Ministry sticks to eight sugar importers for Sarawak, says competition is healthy

Chong believes that competition in the sugar industry will do more good than harm to the country. — Reuters pic
Chong believes that competition in the sugar industry will do more good than harm to the country. — Reuters pic

KUCHING, June 14 — Domestic Trade and Consumer Affairs Ministry will maintain its decision to grant eight sugar import permits for Sarawak food and beverage (F&B) manufacturers despite concerns from two sugar refiners in Peninsular Malaysia, Deputy Minister Chong Chieng Jen said today.

He said the ministry believed that competition in the sugar industry will do more good than harm to the country, the business sector and the consumers at large.

Chong also noted that MSM Malaysia Holdings Berhad (MSM) and Central Sugar Refinery Sdn Bhd (CSR) have enjoyed monopolistic control over the sale and sugar in Malaysia’s domestic market for many years.

“However, it is the general policy of the Pakatan Harapan (PH) federal government to encourage more competition, reduce costs of doing business and enhance efficiency in all sectors,” he said.

He was responding to MSM and CSR’s concerns expressed yesterday that granting eight import permits for Sarawak would hurt local producers and lead to dumping by the foreign producers.

They also claimed that the move would force the domestic sugar refiners to slash costs, with  negative long-term impact on the local market.

However, Chong noted that the international raw sugar prices fell by more than 35 per cent in February year-on-year, going from US$0.45 per kg in 2017 to below US$0.30 per kg.

“Yet, despite the huge fall in its production costs for more than a year, the proportionate benefits of the reduced price were not passed on to the F&B manufacturers.

“This is especially the case for the F&B manufacturers in Sarawak who have no bargaining power against the two sugar refineries due to their relatively small volume of purchases.

“With the new policy to allow the F&B manufacturers in Sarawak to directly import sugar from foreign sugar refiners, it will provide substantial savings for these F&B manufacturers and reduce their costs of business,” he said.

Chong said one F&B manufacturer in Sarawak has entered into a contract to purchase sugar from the largest sugar refiner in Thailand at approximately US$400 (RM1,700) per tonne inclusive of transport charges.  

The deputy minister said the firm had been buying locally at RM2,700 per tonne and asked how it was possible for a Thai supplier to sell for RM1,000 less than local firms even after taking into account transport costs.

Chong said his ministry could not accept the two refiners’ explanation that they had to absorb the extra costs if international sugar price went up.

“This argument is untenable because at present the international raw sugar prices is US$0.28 per kilogramme,” he said, adding that for the past five years, the average raw sugar prices ranged from US$0.37 in 2014 to US$0.27 last year.

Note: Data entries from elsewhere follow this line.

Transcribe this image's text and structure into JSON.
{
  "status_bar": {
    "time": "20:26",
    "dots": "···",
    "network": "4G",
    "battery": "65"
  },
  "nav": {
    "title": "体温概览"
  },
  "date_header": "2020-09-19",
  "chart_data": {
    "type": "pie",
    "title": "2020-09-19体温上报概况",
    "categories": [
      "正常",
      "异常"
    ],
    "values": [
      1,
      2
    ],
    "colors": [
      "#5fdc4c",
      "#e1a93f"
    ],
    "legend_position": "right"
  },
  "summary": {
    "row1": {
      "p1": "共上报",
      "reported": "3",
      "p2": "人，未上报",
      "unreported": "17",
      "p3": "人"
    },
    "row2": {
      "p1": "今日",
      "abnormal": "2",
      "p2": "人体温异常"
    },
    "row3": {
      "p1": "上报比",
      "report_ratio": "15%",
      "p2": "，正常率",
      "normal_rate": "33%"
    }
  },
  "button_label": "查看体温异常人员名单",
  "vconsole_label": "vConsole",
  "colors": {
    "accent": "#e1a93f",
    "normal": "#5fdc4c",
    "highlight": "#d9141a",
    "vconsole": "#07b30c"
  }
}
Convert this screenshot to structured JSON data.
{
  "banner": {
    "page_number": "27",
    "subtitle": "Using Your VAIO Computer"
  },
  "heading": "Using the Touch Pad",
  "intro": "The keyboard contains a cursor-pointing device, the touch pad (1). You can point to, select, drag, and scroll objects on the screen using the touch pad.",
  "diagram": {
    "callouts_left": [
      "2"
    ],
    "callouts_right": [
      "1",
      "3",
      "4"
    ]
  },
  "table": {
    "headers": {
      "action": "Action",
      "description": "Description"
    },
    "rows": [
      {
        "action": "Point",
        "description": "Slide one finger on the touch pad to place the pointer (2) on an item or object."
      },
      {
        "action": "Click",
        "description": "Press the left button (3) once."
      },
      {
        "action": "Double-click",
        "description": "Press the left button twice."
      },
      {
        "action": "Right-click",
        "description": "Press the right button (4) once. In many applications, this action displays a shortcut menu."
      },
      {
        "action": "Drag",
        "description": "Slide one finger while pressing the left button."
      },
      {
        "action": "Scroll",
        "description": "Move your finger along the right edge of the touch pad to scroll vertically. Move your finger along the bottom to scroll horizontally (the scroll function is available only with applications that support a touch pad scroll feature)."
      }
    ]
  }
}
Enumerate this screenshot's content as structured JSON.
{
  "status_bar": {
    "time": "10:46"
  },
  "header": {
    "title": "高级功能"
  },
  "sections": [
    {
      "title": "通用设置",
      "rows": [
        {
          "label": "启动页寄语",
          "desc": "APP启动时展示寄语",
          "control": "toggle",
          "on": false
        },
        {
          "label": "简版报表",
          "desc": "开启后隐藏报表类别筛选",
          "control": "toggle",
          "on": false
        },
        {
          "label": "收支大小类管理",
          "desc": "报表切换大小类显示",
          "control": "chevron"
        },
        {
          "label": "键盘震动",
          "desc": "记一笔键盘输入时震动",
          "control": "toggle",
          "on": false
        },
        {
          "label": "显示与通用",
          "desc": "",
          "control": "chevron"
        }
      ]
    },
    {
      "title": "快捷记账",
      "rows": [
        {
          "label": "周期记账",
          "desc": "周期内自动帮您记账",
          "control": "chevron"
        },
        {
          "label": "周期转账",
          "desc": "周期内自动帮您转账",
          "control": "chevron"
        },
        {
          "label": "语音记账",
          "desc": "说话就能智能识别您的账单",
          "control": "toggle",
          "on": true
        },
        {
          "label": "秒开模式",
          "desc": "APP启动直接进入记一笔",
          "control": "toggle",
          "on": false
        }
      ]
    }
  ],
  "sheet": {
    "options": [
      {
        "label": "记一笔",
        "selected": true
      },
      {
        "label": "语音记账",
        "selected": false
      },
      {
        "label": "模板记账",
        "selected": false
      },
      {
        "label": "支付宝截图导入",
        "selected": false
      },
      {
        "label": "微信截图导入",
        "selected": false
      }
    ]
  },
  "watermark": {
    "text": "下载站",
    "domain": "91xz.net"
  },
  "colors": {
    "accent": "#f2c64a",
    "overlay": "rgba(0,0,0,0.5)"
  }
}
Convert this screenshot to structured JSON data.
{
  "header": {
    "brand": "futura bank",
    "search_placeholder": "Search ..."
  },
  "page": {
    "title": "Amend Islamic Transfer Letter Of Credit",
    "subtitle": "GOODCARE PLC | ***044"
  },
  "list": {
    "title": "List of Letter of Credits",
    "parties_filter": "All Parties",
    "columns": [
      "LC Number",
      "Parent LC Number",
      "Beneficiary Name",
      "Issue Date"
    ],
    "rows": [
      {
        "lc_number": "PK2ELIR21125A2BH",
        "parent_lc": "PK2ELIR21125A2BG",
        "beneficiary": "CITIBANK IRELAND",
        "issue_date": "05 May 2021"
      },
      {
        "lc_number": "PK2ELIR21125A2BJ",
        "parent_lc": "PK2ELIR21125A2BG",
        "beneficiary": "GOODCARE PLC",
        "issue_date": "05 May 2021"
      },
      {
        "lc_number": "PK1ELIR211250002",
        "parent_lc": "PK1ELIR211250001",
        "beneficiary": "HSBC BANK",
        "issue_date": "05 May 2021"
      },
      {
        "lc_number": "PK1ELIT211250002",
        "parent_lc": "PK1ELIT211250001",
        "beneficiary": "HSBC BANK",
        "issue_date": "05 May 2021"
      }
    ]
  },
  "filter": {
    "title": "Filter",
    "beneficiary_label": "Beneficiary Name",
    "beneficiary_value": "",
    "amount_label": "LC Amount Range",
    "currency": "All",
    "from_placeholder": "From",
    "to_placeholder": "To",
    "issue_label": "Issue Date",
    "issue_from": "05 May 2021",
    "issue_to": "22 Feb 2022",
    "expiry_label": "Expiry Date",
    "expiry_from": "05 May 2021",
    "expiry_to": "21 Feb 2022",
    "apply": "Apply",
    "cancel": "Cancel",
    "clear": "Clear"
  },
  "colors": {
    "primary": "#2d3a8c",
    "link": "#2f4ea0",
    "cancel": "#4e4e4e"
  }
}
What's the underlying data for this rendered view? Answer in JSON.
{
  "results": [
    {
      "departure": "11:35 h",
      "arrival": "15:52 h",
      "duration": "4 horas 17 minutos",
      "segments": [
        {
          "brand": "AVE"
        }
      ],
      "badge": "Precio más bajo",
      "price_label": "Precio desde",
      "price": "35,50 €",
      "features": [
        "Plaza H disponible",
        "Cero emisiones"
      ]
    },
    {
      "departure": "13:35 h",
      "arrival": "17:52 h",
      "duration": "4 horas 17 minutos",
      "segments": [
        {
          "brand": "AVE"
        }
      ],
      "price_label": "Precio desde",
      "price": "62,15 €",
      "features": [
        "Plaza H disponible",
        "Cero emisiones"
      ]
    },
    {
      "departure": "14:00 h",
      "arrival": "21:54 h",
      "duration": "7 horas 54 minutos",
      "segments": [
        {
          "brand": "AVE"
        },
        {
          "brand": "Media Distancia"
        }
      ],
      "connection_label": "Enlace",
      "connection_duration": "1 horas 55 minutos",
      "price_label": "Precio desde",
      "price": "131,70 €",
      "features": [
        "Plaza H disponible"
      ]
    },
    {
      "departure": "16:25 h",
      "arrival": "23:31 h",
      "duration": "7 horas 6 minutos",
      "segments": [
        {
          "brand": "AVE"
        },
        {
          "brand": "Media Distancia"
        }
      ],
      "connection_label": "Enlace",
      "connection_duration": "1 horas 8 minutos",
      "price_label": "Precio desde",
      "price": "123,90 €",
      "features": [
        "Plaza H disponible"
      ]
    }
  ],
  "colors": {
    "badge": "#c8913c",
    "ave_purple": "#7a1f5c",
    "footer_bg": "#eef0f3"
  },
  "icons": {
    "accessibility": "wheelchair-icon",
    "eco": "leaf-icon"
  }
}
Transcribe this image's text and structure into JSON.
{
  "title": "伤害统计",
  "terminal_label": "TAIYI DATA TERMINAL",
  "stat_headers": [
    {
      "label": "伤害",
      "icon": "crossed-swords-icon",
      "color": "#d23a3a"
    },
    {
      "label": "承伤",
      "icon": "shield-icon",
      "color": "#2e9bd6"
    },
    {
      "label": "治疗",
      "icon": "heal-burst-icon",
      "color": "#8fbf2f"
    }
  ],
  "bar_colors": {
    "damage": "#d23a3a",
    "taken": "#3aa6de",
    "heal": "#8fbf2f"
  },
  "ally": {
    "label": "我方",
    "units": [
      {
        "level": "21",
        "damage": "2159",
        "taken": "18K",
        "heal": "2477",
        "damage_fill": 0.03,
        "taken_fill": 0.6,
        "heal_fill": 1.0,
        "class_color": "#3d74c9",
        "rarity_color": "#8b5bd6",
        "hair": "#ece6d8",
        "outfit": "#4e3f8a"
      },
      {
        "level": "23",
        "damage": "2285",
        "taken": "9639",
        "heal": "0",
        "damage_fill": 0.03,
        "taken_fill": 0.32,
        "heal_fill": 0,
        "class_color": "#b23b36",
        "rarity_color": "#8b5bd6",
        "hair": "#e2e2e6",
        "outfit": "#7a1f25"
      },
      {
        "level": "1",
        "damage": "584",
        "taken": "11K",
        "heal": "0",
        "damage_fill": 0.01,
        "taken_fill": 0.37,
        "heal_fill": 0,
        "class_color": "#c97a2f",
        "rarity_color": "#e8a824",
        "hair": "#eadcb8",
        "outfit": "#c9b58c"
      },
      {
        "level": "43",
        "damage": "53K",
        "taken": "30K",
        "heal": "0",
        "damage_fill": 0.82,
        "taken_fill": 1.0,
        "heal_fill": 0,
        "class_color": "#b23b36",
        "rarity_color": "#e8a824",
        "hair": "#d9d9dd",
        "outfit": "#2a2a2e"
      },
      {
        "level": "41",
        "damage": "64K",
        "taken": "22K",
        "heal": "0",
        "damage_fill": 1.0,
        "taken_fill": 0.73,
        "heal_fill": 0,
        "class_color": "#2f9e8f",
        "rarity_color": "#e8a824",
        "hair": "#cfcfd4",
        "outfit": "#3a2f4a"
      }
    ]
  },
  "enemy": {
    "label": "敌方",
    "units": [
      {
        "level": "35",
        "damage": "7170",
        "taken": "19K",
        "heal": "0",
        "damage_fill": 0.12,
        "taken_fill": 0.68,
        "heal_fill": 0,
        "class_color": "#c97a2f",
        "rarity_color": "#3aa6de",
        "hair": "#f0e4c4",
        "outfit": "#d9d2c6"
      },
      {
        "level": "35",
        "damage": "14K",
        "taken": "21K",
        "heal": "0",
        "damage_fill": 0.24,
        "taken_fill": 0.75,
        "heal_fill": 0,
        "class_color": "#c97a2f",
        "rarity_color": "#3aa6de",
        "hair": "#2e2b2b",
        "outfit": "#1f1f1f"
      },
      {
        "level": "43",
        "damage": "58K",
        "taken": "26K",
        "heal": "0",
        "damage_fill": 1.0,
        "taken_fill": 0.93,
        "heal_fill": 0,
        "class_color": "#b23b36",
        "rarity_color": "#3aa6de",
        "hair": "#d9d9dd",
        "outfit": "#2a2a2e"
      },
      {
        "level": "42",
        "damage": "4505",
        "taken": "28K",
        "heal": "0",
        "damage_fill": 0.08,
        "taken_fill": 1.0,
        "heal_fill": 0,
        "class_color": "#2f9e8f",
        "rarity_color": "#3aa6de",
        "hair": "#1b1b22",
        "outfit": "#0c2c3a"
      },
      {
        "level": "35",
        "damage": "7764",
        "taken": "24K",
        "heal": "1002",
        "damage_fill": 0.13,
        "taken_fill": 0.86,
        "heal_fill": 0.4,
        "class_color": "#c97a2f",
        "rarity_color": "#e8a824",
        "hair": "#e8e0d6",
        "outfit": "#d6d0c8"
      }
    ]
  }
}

On MSM and CSR claiming they were obliged to hold stock for food security reasons at a cost of RM7 to RM20 million annually, Chong also rebutted this by saying Malaysians consumed 1.5 million tonnes of sugar worth RM3 billion annually.

The deputy minister said keeping up to RM20 million in sugar would be the equivalent of less than one per cent of total revenue and a poor justification for charging an additional RM1,000 per tonne over Thai suppliers.

Chong also gave his assurance that raw sugar imported from Thailand would be certified halal as Malaysia has a mutual arrangement recognising the halal certification issued by the relevant Thai authorities.